Automaker says investments in new technology will likely weigh on its earnings as it combats threats from competitors and new technologies
DETROIT—Ford Motor Co. said Sept. 14 that a plan to embrace “mobility” and spend billions on electric and autonomous vehicles will hurt its bottom line in the short term but lead to frothier profit margins in the future.
Ford said profit from its core business of selling cars and trucks will improve over the next three years. But its ambitious plan to invest in emerging businesses will damp pretax profit next year before it rebounds in 2018.
The maker of the bestselling F-150 pickup truck and the iconic Mustang muscle car has said it will invest US$4.5 billion to bring 13 new electric and hybrid vehicles to market by 2020. Ford has also promised to put a fully autonomous vehicle into ride-hailing or car-sharing fleets by 2021.
“We are making choices: Where to play, where not to play and how we’re going to win,” Ford CEO Mark Fields told investors and Wall Street analysts who gathered at the company’s headquarters for a day-long presentation.
Fields said Dearborn, Michigan-based Ford has a unique opportunity to remake its business at a time when it’s healthy and profitable.
“Usually when we had to do it, our backs were up against the hot pipes and we were in crisis,” Fields said.
The company recently bought Chariot, a crowd-sourced shuttle service in San Francisco, and is partnering with bike-share company Motivate. It’s also investing in companies that make sensors and maps for autonomous cars.
Ford says 30 vehicles are sold each minute in the U.S., but 9 million miles are travelled. If people want to travel by autonomous taxi or shared rides, Ford wants to provide the cars, the service or both. The company believes autonomous cars could make up 20 per cent of global vehicle sales by 2030.

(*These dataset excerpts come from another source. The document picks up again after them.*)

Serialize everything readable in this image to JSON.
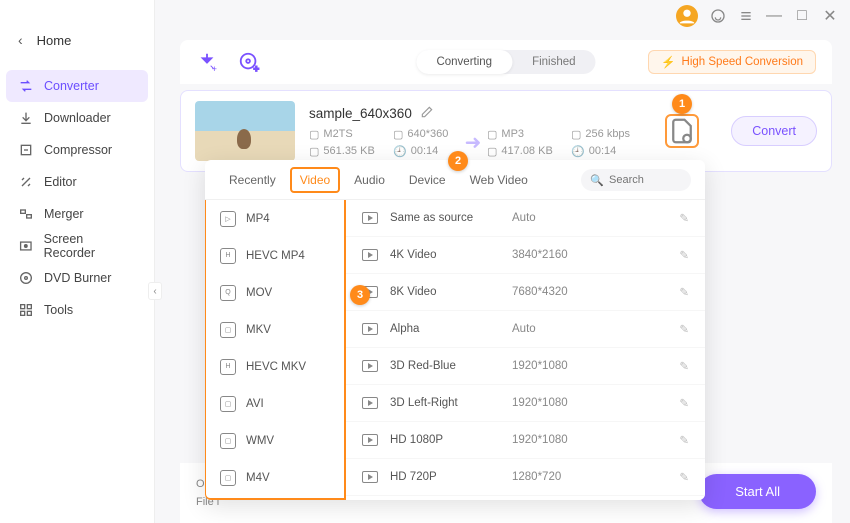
{
  "titlebar": {
    "minimize": "—",
    "maximize": "□",
    "close": "✕"
  },
  "sidebar": {
    "home": "Home",
    "items": [
      {
        "label": "Converter",
        "icon": "converter"
      },
      {
        "label": "Downloader",
        "icon": "download"
      },
      {
        "label": "Compressor",
        "icon": "compress"
      },
      {
        "label": "Editor",
        "icon": "editor"
      },
      {
        "label": "Merger",
        "icon": "merger"
      },
      {
        "label": "Screen Recorder",
        "icon": "recorder"
      },
      {
        "label": "DVD Burner",
        "icon": "dvd"
      },
      {
        "label": "Tools",
        "icon": "tools"
      }
    ]
  },
  "main_tabs": {
    "converting": "Converting",
    "finished": "Finished"
  },
  "hispeed": "High Speed Conversion",
  "file": {
    "name": "sample_640x360",
    "src": {
      "format": "M2TS",
      "res": "640*360",
      "size": "561.35 KB",
      "dur": "00:14"
    },
    "dst": {
      "format": "MP3",
      "bitrate": "256 kbps",
      "size": "417.08 KB",
      "dur": "00:14"
    },
    "convert_label": "Convert"
  },
  "badges": {
    "one": "1",
    "two": "2",
    "three": "3"
  },
  "format_panel": {
    "tabs": [
      "Recently",
      "Video",
      "Audio",
      "Device",
      "Web Video"
    ],
    "active_tab": 1,
    "search_placeholder": "Search",
    "formats": [
      "MP4",
      "HEVC MP4",
      "MOV",
      "MKV",
      "HEVC MKV",
      "AVI",
      "WMV",
      "M4V"
    ],
    "presets": [
      {
        "name": "Same as source",
        "res": "Auto"
      },
      {
        "name": "4K Video",
        "res": "3840*2160"
      },
      {
        "name": "8K Video",
        "res": "7680*4320"
      },
      {
        "name": "Alpha",
        "res": "Auto"
      },
      {
        "name": "3D Red-Blue",
        "res": "1920*1080"
      },
      {
        "name": "3D Left-Right",
        "res": "1920*1080"
      },
      {
        "name": "HD 1080P",
        "res": "1920*1080"
      },
      {
        "name": "HD 720P",
        "res": "1280*720"
      }
    ]
  },
  "bottom": {
    "output": "Outp",
    "filelist": "File l",
    "start_all": "Start All"
  }
}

“This is very different thinking for us. For years, we have thought about the thing and how many things we sold,” Fields said.
Ford is projecting an adjusted pretax profit of $10.2 billion this year, lower than the record $10.8 billion it booked last year. The deficit is largely due to a recall of 2.4 million vehicles for defective door latches that will cost Ford $640 billion.
Ford shares fell 1.9 per cent to close at $12.14. The stock is down almost 14 per cent so far this year.
Among other topics Ford discussed at the event:
ADIOS, SMALL CARS: Ford confirmed all of its U.S. small car production is moving to Mexico. Production of the Focus and C-Max small cars will move to a new $1.6 billion assembly plant in San Luis Potosi, Mexico, from Ford’s Michigan Assembly plant. But the suburban Detroit plant will get new products. Republican presidential candidate Donald Trump has been critical of Ford for building vehicles in Mexico. Fields has responded that Ford invests far more in the U.S., and needs to make sure it can build its smallest vehicles profitably.